Dans ce simple synopsis, on constate que ce film plagie déjà lâchement l’héritage d’illustres prédécesseurs. Passons très vite sur la cérémonie du choix, qui ressemble comme deux gouttes d’eau à la formation des quatre maisons dans Harry Potter, c’en est désolant. On se demande si le système des castes indiennes n’y a pas aussi mis son grain de sel, avec l’interdiction de s’aborder entre castes et l’impossibilité d’en changer. On y retrouve aussi Le Village de M. Night Shyamalan, avec cet extérieur à la ville qui se veut menaçant sans qu’on sache vraiment pourquoi, Shyamalan qui n’avait lui-même rien inventé. Mais finalement, c’est bien envers les plus illustres films du genre que Divergente est le moins respectueux, par son absence de profondeur, de réflexion sur l’avenir et par des facilités de narration qui parviennent même à faire sourire. On pense à Bienvenue À Gattaca, qui déjà traitait du déterminisme social, fondé sur des traits de caractères innés, dans une société dictatoriale.

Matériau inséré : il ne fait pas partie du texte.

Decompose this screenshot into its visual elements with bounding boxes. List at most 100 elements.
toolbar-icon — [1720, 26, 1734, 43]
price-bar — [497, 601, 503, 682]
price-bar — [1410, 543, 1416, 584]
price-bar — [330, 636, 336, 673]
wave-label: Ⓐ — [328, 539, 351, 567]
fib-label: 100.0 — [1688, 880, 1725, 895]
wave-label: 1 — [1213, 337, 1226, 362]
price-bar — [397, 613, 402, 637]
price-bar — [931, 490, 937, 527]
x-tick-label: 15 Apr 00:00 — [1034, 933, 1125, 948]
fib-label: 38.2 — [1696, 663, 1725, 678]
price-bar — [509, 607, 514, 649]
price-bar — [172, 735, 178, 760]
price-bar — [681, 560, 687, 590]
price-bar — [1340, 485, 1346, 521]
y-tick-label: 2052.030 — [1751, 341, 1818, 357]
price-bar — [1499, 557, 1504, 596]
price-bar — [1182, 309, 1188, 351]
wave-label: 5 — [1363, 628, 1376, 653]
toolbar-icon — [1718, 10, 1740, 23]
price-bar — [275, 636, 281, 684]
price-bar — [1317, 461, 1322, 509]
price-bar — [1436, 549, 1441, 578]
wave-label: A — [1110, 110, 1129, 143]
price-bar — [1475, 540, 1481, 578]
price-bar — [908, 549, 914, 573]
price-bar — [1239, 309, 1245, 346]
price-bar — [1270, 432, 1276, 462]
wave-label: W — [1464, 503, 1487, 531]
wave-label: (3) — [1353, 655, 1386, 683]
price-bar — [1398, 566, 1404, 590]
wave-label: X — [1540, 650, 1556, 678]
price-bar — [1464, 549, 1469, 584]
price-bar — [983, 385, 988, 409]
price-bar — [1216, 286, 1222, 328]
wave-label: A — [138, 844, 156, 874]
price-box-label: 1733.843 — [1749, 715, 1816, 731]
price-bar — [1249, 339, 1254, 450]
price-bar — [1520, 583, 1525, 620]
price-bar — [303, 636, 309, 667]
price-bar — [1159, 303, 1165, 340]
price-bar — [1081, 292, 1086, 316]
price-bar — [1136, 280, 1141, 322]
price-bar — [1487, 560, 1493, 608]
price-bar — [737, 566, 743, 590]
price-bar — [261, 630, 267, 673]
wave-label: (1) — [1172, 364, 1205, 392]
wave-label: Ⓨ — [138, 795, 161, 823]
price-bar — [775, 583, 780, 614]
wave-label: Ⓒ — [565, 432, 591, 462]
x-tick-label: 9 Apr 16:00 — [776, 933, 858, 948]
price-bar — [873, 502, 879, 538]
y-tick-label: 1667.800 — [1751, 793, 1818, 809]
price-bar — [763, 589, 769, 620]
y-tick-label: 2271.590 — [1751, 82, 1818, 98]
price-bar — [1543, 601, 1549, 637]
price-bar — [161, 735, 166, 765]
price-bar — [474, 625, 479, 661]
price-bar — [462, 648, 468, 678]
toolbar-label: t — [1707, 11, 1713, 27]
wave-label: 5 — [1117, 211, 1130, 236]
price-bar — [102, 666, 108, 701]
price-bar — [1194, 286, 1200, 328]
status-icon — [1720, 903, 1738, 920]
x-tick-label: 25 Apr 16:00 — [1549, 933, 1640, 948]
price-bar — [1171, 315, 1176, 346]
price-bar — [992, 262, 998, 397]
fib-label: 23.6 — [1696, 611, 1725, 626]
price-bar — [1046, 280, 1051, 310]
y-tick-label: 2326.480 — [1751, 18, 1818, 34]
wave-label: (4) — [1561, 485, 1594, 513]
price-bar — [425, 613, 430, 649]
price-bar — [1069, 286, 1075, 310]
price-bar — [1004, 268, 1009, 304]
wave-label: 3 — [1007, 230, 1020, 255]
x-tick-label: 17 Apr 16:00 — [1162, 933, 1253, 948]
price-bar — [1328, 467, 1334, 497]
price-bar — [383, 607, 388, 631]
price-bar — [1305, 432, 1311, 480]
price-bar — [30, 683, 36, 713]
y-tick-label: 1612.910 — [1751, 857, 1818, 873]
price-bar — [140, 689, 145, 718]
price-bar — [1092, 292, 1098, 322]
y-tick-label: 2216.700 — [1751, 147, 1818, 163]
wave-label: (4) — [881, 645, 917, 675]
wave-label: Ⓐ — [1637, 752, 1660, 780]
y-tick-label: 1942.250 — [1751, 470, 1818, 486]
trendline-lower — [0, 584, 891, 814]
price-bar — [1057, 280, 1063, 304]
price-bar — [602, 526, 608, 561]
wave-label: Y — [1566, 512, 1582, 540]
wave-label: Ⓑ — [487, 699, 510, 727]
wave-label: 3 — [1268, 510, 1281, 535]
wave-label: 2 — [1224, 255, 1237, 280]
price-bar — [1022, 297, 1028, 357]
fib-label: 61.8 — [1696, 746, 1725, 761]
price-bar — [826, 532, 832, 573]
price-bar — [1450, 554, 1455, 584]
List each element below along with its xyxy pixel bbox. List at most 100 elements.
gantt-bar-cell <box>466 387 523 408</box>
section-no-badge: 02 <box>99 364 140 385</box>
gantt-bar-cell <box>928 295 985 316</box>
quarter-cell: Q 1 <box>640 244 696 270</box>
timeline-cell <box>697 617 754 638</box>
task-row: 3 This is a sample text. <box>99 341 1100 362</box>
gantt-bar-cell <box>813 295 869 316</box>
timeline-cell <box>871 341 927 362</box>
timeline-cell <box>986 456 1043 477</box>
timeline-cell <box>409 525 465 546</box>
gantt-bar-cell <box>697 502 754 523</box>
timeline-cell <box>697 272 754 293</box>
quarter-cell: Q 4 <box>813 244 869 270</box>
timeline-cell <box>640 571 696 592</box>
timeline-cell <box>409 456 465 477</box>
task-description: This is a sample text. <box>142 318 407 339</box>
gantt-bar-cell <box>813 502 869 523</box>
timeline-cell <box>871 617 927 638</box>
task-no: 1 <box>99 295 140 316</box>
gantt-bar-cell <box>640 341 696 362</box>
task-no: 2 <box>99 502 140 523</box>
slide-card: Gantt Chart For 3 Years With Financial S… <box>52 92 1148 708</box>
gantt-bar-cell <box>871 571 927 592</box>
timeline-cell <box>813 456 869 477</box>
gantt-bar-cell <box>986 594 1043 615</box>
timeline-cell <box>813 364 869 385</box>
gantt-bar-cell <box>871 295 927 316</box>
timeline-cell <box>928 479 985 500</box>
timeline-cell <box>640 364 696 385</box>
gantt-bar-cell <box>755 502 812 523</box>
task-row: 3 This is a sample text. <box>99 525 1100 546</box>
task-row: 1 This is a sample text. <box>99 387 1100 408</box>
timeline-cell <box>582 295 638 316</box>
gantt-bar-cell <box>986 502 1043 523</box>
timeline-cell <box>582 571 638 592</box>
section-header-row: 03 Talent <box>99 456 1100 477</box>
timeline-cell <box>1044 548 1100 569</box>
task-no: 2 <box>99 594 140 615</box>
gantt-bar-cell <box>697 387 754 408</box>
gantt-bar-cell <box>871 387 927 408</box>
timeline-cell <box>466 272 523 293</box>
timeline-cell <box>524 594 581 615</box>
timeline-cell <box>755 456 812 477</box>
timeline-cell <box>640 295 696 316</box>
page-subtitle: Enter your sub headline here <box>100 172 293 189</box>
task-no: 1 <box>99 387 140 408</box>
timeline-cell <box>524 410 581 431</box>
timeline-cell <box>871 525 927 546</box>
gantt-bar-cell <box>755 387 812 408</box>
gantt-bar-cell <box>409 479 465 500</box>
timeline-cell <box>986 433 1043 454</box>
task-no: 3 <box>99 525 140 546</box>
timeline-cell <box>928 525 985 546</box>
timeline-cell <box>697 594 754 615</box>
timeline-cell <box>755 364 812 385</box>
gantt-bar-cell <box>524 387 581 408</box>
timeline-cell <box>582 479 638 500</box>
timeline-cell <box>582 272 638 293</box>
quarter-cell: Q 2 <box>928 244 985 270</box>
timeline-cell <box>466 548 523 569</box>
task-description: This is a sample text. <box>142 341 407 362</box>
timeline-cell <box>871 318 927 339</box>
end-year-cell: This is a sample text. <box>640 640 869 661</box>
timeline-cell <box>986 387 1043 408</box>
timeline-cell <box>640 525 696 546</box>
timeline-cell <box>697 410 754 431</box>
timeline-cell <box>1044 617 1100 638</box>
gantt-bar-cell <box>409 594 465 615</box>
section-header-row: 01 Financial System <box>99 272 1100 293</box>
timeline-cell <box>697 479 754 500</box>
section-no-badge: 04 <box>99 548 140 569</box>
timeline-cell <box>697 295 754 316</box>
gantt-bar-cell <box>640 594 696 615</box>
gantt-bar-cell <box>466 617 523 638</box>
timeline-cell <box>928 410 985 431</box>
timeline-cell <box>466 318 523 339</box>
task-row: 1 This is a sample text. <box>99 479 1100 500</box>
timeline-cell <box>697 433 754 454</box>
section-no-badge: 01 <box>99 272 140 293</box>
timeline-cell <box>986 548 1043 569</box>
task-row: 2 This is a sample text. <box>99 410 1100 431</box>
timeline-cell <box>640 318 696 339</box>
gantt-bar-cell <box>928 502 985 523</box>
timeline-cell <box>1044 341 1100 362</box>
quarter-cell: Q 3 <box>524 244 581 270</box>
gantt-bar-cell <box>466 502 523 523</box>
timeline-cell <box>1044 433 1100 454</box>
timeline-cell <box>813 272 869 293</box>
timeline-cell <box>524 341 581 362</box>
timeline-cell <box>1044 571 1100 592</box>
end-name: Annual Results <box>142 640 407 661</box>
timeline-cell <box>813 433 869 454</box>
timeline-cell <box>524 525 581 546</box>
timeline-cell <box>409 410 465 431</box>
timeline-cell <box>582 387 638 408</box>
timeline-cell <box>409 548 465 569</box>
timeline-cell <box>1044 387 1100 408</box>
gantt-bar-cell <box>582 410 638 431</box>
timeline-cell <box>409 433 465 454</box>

C’est maladroit la plupart du temps, de cette maladresse adolescente qui serait presque amusante si elle n’était pas si souvent insultante. Ici, elle prend l’apparence de la caste des « audacieux », censés être la police de la ville, mais qui sont en fait une bande de jeunes abrutis yamakazis, qui courent sans cesse en riant comme des imbéciles heureux et grimpent sur tout mobilier urbain qui se présente à eux. L’histoire d’amour est, elle, amenée à coups de pelle genre : Tris grimpe à une échelle, un barreau casse et son futur chéri n’a que le réflexe de lui mettre les mains aux fesses pour l’empêcher de tomber, c’est plein de finesse et de bon goût. Neil Burger enfile pendant 139 minutes des perles et des ficelles si grosses qu’elles auraient suffit à empêcher le Costa Concordia de sombrer.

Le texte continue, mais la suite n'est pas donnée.